When we enter this world we really come here to learn. Learn to love and learn to love unconditionally. You need to learn how to communicate, forgive and trust in order to really love unconditionally. It can take an entire lifetime to learn but those are your keys to freedom. Mind, body and soul freedom. When you learn to release the negative thoughts about hurts then you heal your mind. When you learn to release emotions from hurts then your body will function better. When you open your heart and offer forgiveness, listen to another and begin to trust then you have healed your soul and set yourself free.
There are traumas in life. There are so many painful moments that happen so we learn how to cope and pick ourselves up so we can continue on this journey. Life is not easy but life can be a little easier if we don’t hold the cords so tight. It’s a choice to either suffocate yourself by blocking peace or allow yourself to breathe by letting go and loosening the knots. No matter how badly something or someone hurt you there is always a chance to heal. The opportunity is always present but YOU must make the decision to heal.

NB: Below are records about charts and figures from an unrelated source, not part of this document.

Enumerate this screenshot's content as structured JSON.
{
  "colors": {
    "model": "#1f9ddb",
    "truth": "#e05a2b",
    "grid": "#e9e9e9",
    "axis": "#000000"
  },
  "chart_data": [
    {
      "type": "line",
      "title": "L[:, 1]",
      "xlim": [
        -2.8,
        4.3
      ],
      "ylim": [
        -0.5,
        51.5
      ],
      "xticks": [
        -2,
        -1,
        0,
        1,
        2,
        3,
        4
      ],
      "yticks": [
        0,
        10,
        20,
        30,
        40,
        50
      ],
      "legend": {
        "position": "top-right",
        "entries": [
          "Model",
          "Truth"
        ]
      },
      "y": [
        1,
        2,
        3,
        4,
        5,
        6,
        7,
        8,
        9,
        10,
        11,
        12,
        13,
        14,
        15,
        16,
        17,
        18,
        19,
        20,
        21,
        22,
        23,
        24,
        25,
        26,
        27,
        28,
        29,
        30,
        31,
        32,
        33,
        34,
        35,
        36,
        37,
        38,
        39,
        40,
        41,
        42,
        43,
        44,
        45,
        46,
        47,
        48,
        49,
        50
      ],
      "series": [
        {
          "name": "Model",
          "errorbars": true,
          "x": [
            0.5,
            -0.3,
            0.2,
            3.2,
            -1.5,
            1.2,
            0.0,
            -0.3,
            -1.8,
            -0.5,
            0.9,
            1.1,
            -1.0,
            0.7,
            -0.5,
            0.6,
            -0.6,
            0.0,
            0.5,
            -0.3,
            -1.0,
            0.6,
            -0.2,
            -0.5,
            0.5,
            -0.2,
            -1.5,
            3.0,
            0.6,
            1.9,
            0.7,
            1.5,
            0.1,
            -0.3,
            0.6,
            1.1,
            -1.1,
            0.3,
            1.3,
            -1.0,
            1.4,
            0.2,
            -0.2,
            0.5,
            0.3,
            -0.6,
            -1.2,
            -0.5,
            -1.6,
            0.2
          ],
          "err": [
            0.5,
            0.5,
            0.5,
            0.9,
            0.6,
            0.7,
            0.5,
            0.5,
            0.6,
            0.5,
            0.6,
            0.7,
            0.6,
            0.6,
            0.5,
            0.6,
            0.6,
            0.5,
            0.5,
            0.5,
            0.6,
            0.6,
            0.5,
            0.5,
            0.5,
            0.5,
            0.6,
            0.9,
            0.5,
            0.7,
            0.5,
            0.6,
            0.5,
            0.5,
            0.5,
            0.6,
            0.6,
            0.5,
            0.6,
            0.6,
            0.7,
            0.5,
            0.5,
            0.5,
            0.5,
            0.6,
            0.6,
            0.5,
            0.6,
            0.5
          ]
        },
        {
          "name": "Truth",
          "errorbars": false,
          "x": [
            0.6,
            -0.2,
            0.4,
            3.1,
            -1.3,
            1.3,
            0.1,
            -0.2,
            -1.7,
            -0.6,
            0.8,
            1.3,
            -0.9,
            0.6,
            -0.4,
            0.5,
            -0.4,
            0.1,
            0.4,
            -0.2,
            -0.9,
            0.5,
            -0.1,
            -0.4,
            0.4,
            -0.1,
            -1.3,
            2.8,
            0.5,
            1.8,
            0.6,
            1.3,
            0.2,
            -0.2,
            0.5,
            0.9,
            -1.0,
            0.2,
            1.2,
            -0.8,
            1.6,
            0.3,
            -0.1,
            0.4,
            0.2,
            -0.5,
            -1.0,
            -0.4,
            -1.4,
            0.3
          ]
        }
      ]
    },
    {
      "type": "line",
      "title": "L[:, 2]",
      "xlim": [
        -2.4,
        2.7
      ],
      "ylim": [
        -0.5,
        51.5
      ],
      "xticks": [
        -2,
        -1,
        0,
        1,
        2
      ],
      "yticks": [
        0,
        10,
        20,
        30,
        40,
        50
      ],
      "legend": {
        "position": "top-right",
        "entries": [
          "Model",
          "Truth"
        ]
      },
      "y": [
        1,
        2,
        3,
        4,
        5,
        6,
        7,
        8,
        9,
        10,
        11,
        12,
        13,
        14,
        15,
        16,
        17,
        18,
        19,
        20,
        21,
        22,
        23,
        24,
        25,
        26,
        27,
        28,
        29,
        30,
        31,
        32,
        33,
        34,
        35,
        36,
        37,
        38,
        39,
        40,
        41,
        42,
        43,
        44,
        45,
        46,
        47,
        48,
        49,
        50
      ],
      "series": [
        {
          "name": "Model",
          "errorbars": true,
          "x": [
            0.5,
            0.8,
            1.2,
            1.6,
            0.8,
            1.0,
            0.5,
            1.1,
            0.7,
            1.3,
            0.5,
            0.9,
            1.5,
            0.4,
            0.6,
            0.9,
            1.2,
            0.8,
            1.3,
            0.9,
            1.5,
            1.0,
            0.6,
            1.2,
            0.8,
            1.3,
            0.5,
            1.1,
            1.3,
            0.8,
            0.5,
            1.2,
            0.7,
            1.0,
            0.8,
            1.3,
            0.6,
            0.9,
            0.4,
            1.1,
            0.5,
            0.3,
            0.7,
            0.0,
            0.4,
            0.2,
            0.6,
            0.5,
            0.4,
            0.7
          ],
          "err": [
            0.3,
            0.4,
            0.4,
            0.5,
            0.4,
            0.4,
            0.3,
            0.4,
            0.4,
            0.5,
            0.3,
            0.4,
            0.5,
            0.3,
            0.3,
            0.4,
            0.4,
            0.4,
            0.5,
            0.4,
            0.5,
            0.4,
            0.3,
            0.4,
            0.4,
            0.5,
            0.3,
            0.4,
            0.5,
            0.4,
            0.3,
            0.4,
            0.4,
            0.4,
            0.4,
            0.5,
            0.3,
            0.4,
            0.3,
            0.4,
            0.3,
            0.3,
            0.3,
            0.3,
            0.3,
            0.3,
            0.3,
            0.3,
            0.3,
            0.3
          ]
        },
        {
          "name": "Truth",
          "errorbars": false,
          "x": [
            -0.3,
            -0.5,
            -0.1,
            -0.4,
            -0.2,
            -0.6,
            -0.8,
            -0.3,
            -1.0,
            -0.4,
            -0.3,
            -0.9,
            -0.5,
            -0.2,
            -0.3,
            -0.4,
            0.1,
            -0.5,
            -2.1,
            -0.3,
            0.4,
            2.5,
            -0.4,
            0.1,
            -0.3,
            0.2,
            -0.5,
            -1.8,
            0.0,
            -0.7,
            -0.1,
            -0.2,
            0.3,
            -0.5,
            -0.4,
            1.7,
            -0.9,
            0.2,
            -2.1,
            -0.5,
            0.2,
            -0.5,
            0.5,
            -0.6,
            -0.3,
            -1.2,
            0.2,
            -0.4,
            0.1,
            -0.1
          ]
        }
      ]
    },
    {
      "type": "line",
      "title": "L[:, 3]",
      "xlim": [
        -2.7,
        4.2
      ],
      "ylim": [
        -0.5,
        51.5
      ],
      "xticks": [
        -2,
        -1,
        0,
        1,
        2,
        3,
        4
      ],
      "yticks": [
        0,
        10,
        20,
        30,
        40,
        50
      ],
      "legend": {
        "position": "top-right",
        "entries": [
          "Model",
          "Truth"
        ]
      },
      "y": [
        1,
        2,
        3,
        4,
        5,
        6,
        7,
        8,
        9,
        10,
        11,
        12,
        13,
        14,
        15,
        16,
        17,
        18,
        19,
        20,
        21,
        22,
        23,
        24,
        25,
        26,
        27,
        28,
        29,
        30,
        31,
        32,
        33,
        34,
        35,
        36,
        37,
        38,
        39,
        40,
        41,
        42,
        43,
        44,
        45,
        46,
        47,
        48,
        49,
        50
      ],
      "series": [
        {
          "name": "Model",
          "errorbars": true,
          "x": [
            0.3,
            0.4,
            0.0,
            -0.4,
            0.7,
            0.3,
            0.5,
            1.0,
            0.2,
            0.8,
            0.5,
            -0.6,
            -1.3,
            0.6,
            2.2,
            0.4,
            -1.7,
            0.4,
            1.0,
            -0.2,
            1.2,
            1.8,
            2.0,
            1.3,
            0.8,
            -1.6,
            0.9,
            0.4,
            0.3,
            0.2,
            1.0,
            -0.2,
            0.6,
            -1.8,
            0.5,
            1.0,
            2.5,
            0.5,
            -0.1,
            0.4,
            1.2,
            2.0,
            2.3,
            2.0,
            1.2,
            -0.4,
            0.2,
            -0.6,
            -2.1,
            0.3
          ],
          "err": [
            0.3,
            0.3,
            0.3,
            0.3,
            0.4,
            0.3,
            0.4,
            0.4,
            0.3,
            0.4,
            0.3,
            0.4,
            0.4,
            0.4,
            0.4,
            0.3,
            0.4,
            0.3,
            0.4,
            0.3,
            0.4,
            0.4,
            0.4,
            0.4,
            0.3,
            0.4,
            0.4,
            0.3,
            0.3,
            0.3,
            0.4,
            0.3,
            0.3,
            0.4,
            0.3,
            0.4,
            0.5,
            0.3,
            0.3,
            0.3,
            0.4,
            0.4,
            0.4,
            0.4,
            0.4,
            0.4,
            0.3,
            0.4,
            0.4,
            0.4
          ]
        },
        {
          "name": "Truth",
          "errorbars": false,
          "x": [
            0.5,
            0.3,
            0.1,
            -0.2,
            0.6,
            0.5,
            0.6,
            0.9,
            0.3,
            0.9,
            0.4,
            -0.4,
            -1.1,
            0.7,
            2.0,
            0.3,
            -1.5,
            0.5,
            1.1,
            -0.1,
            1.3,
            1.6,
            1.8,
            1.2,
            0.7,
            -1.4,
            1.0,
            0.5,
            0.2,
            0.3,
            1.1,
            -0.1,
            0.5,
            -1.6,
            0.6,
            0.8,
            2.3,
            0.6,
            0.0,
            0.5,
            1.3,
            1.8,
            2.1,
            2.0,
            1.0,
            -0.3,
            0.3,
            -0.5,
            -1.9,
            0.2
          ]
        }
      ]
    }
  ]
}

So try to begin the process of trusting again. There are plenty of people who will never hurt you so do try to avoid being too stubborn with your trust. Cautious is acceptable but stubborn can block good things and people from entering your life. Try to forgive those who have hurt you and when it’s time to trust them again make some small steps towards clearing the cords. There is a life line that connects us all and they only thing that keeps that line clear is love. Love is freedom. Love heals everything. It’s when you are able to open your heart and allow love in, your soul finds peace and helps you untangle the cords.
I asked my kids to pick the cards.
Breathe- it’s crazy how the card always fit too. It’s a sign guiding you to the direction that will be most beneficial for your life. Tangled cords are suffocating so it’s best to release them.
Leadership- I feel this one is telling you that it needs to be YOU who takes the step towards healing the relationship. Go inward for a little bit and see if you are holding a grudge or being a bit too stubborn. Be honest with yourself because it’s about freeing yourself from unnecessary pain.
Love Yourself- a message to let love in and allow yourself to feel peace on a soul level so life can be less painful.
Send Love- telling you to bring the energy of love into any strained relationship. It’s opening the door to healing and once you open the door those who are connected with begin to feel the freedom as the tangled cords clear. It’s a matter of wishing peace for yourself and another rather than being the reason for their pain and suffering in life. The heart never wants to hurt anyone. The ego causes the hurt. Try to see beyond another’s ego and it makes sending love a lot easier.